Caloplaca saviczii

Scientific classification
- Domain: Eukaryota
- Kingdom: Fungi
- Division: Ascomycota
- Class: Lecanoromycetes
- Order: Teloschistales
- Family: Teloschistaceae
- Genus: Caloplaca
- Species: C. saviczii
- Binomial name: Caloplaca saviczii I.V.Frolov, Himelbrant, Stepanchikova, Konoreva & S.Chesnokov (2021)

= Caloplaca saviczii =

- Authority: I.V.Frolov, Himelbrant, Stepanchikova, Konoreva & S.Chesnokov (2021)

Species of lichen

Caloplaca saviczii is a species of crustose lichen in the family Teloschistaceae.
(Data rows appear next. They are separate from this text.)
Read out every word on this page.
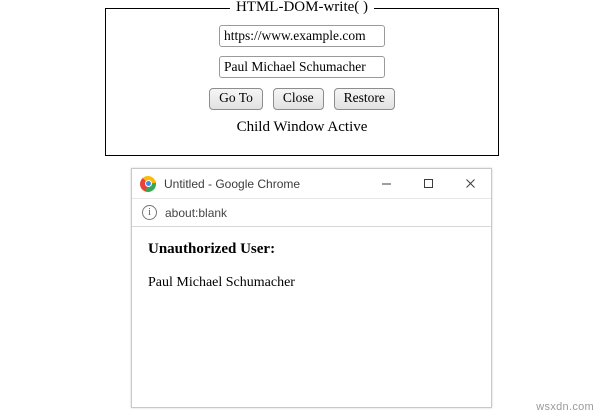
HTML-DOM-write( )
https://www.example.com
Paul Michael Schumacher
Go To	Close	Restore
Child Window Active
Untitled - Google Chrome
i	about:blank

Unauthorized User:

Paul Michael Schumacher

wsxdn.com
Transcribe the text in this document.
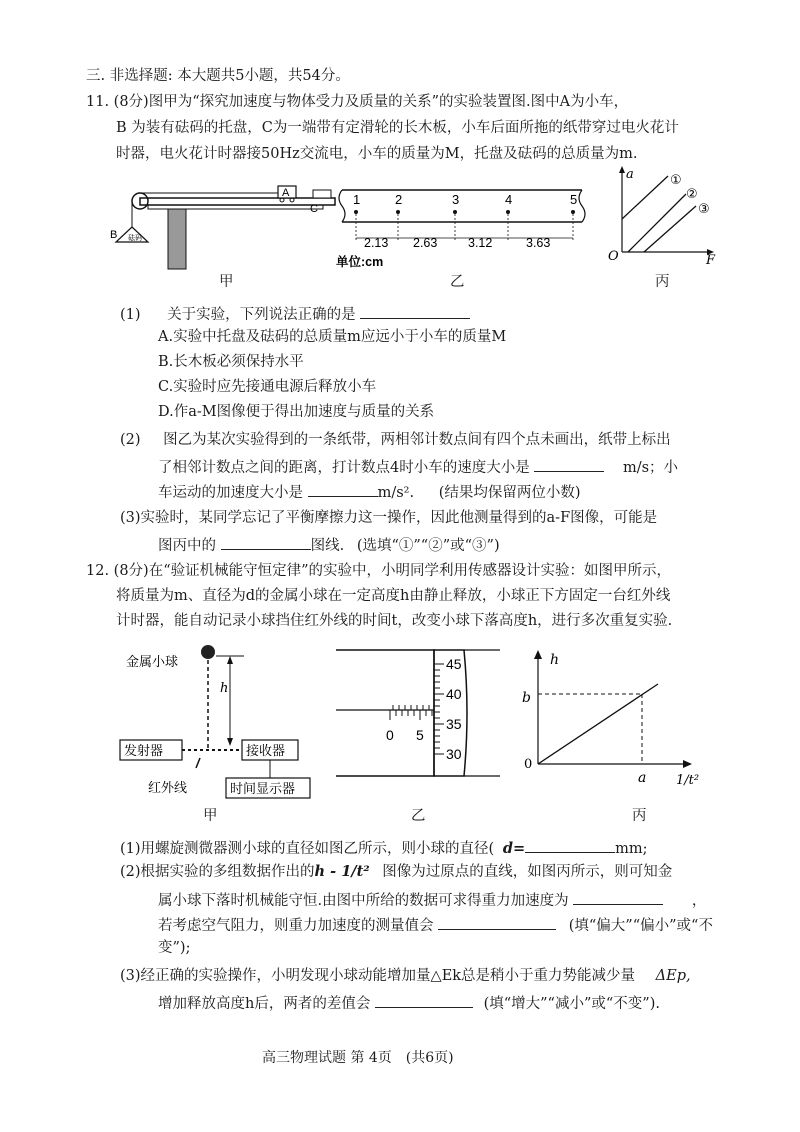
三. 非选择题: 本大题共5小题，共54分。
11. (8分)图甲为“探究加速度与物体受力及质量的关系”的实验装置图.图中A为小车，
B 为装有砝码的托盘，C为一端带有定滑轮的长木板，小车后面所拖的纸带穿过电火花计
时器，电火花计时器接50Hz交流电，小车的质量为M，托盘及砝码的总质量为m.
A
C
砝码
B
甲
1	2	3	4	5
2.13 2.63 3.12	3.63
单位:cm
乙
a
F
O
①
②
③
丙
(1) 关于实验，下列说法正确的是
A.实验中托盘及砝码的总质量m应远小于小车的质量M
B.长木板必须保持水平
C.实验时应先接通电源后释放小车
D.作a-M图像便于得出加速度与质量的关系
(2) 图乙为某次实验得到的一条纸带，两相邻计数点间有四个点未画出，纸带上标出
了相邻计数点之间的距离，打计数点4时小车的速度大小是	m/s；小
车运动的加速度大小是	m/s². (结果均保留两位小数)
(3)实验时，某同学忘记了平衡摩擦力这一操作，因此他测量得到的a-F图像，可能是
图丙中的	图线. (选填“①”“②”或“③”)
12. (8分)在“验证机械能守恒定律”的实验中，小明同学利用传感器设计实验：如图甲所示，
将质量为m、直径为d的金属小球在一定高度h由静止释放，小球正下方固定一台红外线
计时器，能自动记录小球挡住红外线的时间t，改变小球下落高度h，进行多次重复实验.
金属小球
h
发射器	接收器
红外线	时间显示器
甲
0 5
45
40
35
30
乙
h
1/t²
b
a
0
丙
(1)用螺旋测微器测小球的直径如图乙所示，则小球的直径( d=	mm;
(2)根据实验的多组数据作出的h - 1/t² 图像为过原点的直线，如图丙所示，则可知金
属小球下落时机械能守恒.由图中所给的数据可求得重力加速度为	，
若考虑空气阻力，则重力加速度的测量值会	(填“偏大”“偏小”或“不
变”);
(3)经正确的实验操作，小明发现小球动能增加量△Ek总是稍小于重力势能减少量 ΔEp,
增加释放高度h后，两者的差值会	(填“增大”“减小”或“不变”).
高三物理试题 第 4页　(共6页)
Found in the Russian Far East, it was formally described as a new species in 2021 by Ivan Frolov, Dmitry Himelbrant, Irina Stepanchikova, Liudmila Konoreva, and Sergey Chesnokov. The type specimen was collected in the fluvial valley of River Katal'yanayvayam (Penzhinsky District, Kamchatka); here, in a floodplain forest, it was found growing on the bark of Populus suaveolens. The specific epithet saviczii honours Russian lichenologist Vsevolod Pavlovich Savich (1885–1972), who studied the lichens of Kamchatka.